El objetivo de las autoridades iraquíes es sacar partido a aquellas riquezas que antes no podía explotar y convertir al país en el primer productor mundial de crudo.

Hoy se han cerrado dos contratos. Shell/Petronas se ha hecho con el campo de Majnoun, que cuenta con unas reservas aproximadas de 12.500 millones de barriles. La producción actual es de 45.000 barriles diarios, pero el consorcio espera extraer casi dos millones con una remuneración de 1,39 dólares por barril suplementario.

El otro contrato se lo ha llevado el consorcio que dirige la china CNPC. El campo de Halfaya cuenta con 4.900 millones de barriles. La producción diaria pasará de los 3.100 barriles actuales a los 535.000 que deberían extraerse en 2016, a un precio de 1.40 dólares por cada barril extra.
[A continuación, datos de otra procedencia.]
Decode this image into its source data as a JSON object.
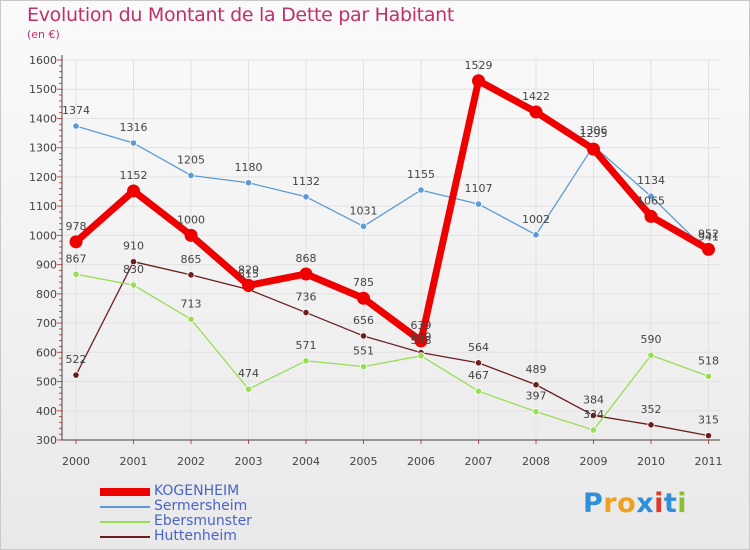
{
  "header": {
    "title": "Evolution du Montant de la Dette par Habitant",
    "subtitle": "(en €)"
  },
  "chart_data": {
    "type": "line",
    "title": "Evolution du Montant de la Dette par Habitant",
    "subtitle": "(en €)",
    "xlabel": "",
    "ylabel": "",
    "x": [
      "2000",
      "2001",
      "2002",
      "2003",
      "2004",
      "2005",
      "2006",
      "2007",
      "2008",
      "2009",
      "2010",
      "2011"
    ],
    "ylim": [
      300,
      1600
    ],
    "yticks": [
      "300",
      "400",
      "500",
      "600",
      "700",
      "800",
      "900",
      "1000",
      "1100",
      "1200",
      "1300",
      "1400",
      "1500",
      "1600"
    ],
    "grid": true,
    "legend_position": "bottom-left",
    "series": [
      {
        "name": "KOGENHEIM",
        "color": "#ee0000",
        "values": [
          978,
          1152,
          1000,
          829,
          868,
          785,
          639,
          1529,
          1422,
          1295,
          1065,
          952
        ]
      },
      {
        "name": "Sermersheim",
        "color": "#5b9bd5",
        "values": [
          1374,
          1316,
          1205,
          1180,
          1132,
          1031,
          1155,
          1107,
          1002,
          1306,
          1134,
          941
        ]
      },
      {
        "name": "Ebersmunster",
        "color": "#99dd55",
        "values": [
          867,
          830,
          713,
          474,
          571,
          551,
          588,
          467,
          397,
          334,
          590,
          518
        ]
      },
      {
        "name": "Huttenheim",
        "color": "#6b1e1e",
        "values": [
          522,
          910,
          865,
          815,
          736,
          656,
          599,
          564,
          489,
          384,
          352,
          315
        ]
      }
    ]
  },
  "logo": {
    "letters": [
      "P",
      "r",
      "o",
      "x",
      "i",
      "t",
      "i"
    ],
    "colors": [
      "#2f8fd8",
      "#f0a020",
      "#f0a020",
      "#2f8fd8",
      "#e03a2a",
      "#2f8fd8",
      "#88c030"
    ]
  }
}
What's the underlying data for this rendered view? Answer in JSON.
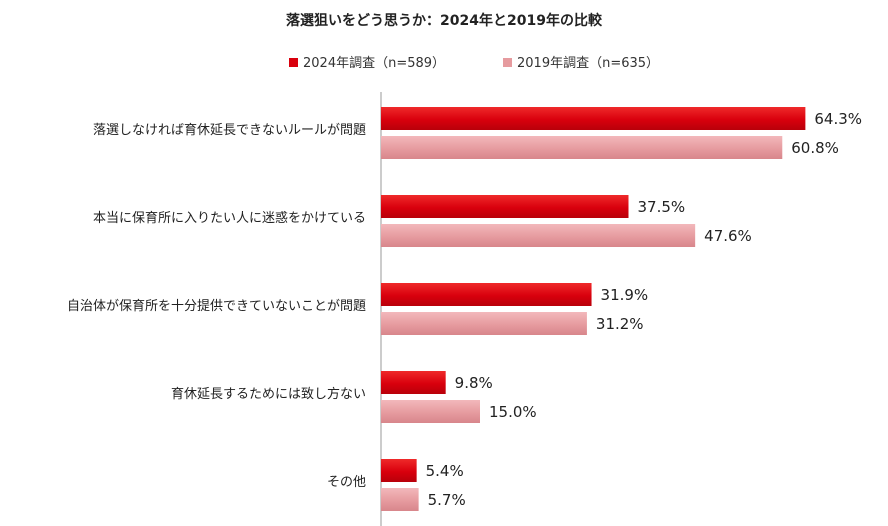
{
  "chart_data": {
    "type": "bar",
    "orientation": "horizontal",
    "title": "落選狙いをどう思うか：2024年と2019年の比較",
    "categories": [
      "落選しなければ育休延長できないルールが問題",
      "本当に保育所に入りたい人に迷惑をかけている",
      "自治体が保育所を十分提供できていないことが問題",
      "育休延長するためには致し方ない",
      "その他"
    ],
    "series": [
      {
        "name": "2024年調査（n=589）",
        "color": "#d9000d",
        "values": [
          64.3,
          37.5,
          31.9,
          9.8,
          5.4
        ],
        "labels": [
          "64.3%",
          "37.5%",
          "31.9%",
          "9.8%",
          "5.4%"
        ]
      },
      {
        "name": "2019年調査（n=635）",
        "color": "#e69b9f",
        "values": [
          60.8,
          47.6,
          31.2,
          15.0,
          5.7
        ],
        "labels": [
          "60.8%",
          "47.6%",
          "31.2%",
          "15.0%",
          "5.7%"
        ]
      }
    ],
    "xlim": [
      0,
      70
    ],
    "legend_position": "top",
    "grid": false
  }
}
Las subastas comenzaron en junio y se generalizaron en noviembre, aunque la primera se celebró en 1975. La anglo-holandesa Shell, la estadounidense Exonmobil, la británica BP y la china CNBC son por el momento las compañías mejor posicionadas, pero el gran beneficiado será Irak. Falih Abud Al-Assadi es el vicepresidente del Consejo Central de Sindicatos Petroleros Iraquí.

“Podemos desarrollar nuestro sector petrolero con inversiones nacionales que costarían demasiado al Estado explica o bien a través de compañías extranjeras a cambio de que los contratos sean por servicio y no contratos para compartir la producción”.

El mensaje iraquí no ofrece lugar a dudas: no porque necesiten desesperadamente la ayuda extranjera, están dispuestos a malvender sus recursos. Los beneficios no se comparten. Se trata de una inversión de futuro.

Porque de aquí a seis años, Irak, el tercer productor mundial de crudo con 115.000 millones de barriles, espera aumentar su producción de dos millones diarios a siete, convirtiéndose así en el principal rival de Arabia Saudi. Eso sí, siempre y cuando la violencia que sacude al país no lo eche todo por tierra.